Northwestern University engineers have printed artificial neurons that do more than mimic the brain on paper — they talk to it. In a study published in Nature Nanotechnology, researchers reported that their printed devices generated electrical signals realistic enough to trigger responses in living neurons from mouse brain tissue, a step that the field has chased for years as it tries to bridge rigid silicon electronics with the soft, three-dimensional wiring of biology.
The work was led by materials scientist Mark C. Hersam, with Vinod K. Sangwan as co-lead and neuroscientist Indira M. Raman contributing on the biological side. It marks one of the first clear demonstrations that flexible, printable electronics can function as drop-in partners to real neural circuits rather than only as passive sensors or stiff implants.
How the devices are built
Instead of fabricating neurons on conventional silicon wafers, the Northwestern team formulated a set of electronic inks from nanoscale flakes of molybdenum disulfide (MoS2), which acts as a semiconductor, and graphene, which serves as an electrical conductor. Using aerosol jet printing, the researchers deposited these inks onto flexible polymer substrates and then selectively decomposed a stabilizing polymer to create localized conductive pathways.
The result is a soft, low-cost device that produces complex, neuron-like firing patterns rather than simple on/off pulses. When the printed neurons were placed in contact with slices of mouse brain tissue, their signals were strong and natural enough to elicit responses from the living cells — the kind of two-way biocompatibility that previous rigid electrode arrays have struggled to achieve.

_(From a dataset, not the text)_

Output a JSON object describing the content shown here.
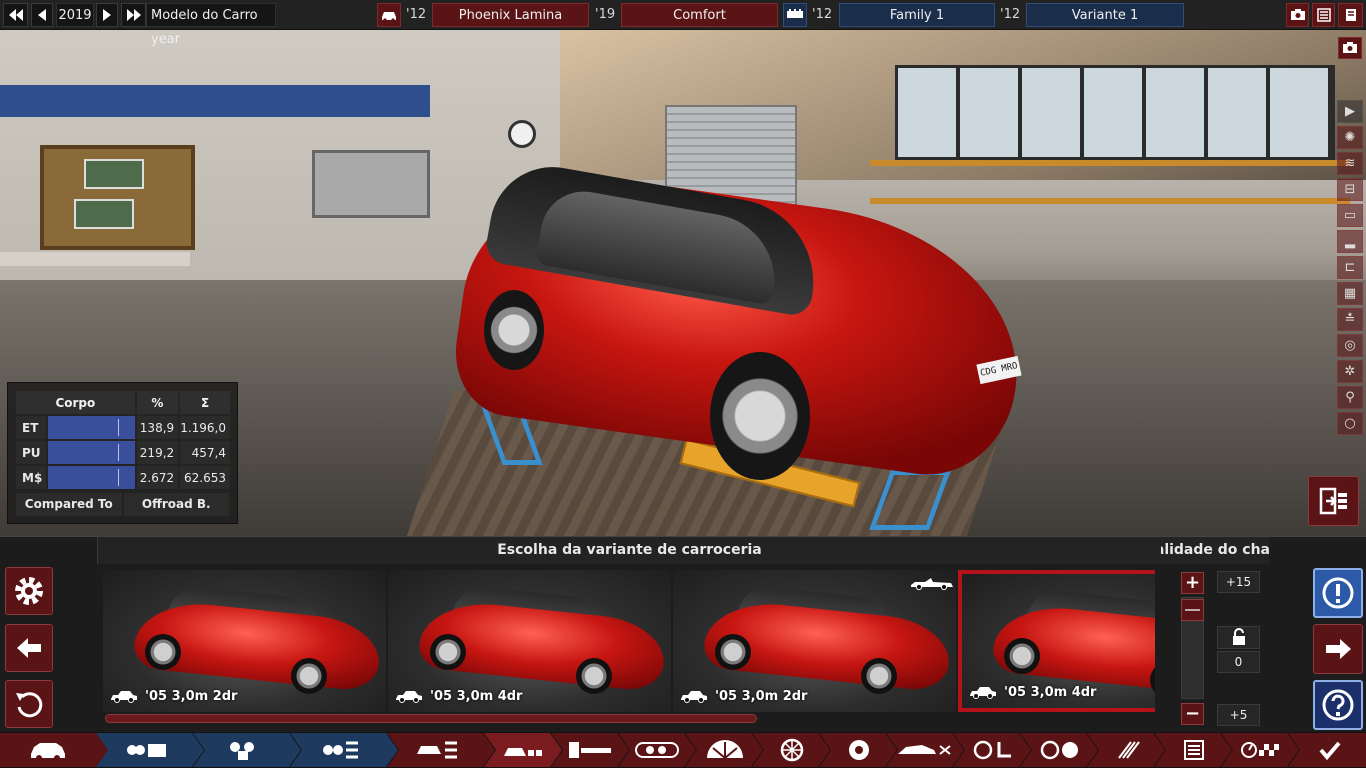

"The brain is the opposite. It's heterogeneous, dynamic and three-dimensional," Hersam said of conventional computing hardware in a statement accompanying the paper. "To move in that direction, we need new materials and new ways to build electronics."
Why it matters for AI
The near-term applications are medical. Flexible printed neurons could underpin a new class of neuroprosthetics — implants for hearing, vision and movement that conform to tissue rather than fighting it — and give brain-machine interface researchers a cheaper, more biologically compatible substrate than today's dense silicon probes.
The longer-term implications point squarely at AI infrastructure. Large language models are now bound almost as much by electricity and memory bandwidth as by algorithms, with data center power draw emerging as a constraint on further scaling. The human brain, by contrast, runs at roughly the power of a dim light bulb. Hardware that signals more like real neurons — asynchronous, event-driven, analog — is one of the few credible paths toward drastically cutting the energy cost of inference.
Neuromorphic computing has promised this shift for a decade, but most previous prototypes either lived on the same rigid CMOS stack as ordinary chips or failed to interact meaningfully with biology. A printable, flexible, biocompatible neuron is a far more plausible building block for systems that blur the line between AI accelerator and living tissue.
What to watch next
The study was done on brain slices, not in living animals, and scaling up from a handful of printed neurons to networks large enough to do useful computation is a serious engineering problem. Durability, noise, and the ability to manufacture consistent devices at volume will determine whether this line of work reaches clinics and data centers or stays confined to the lab bench. Even so, the demonstration that printed devices can hold a conversation with real neurons is the kind of quiet result that tends to look, in hindsight, like a turning point.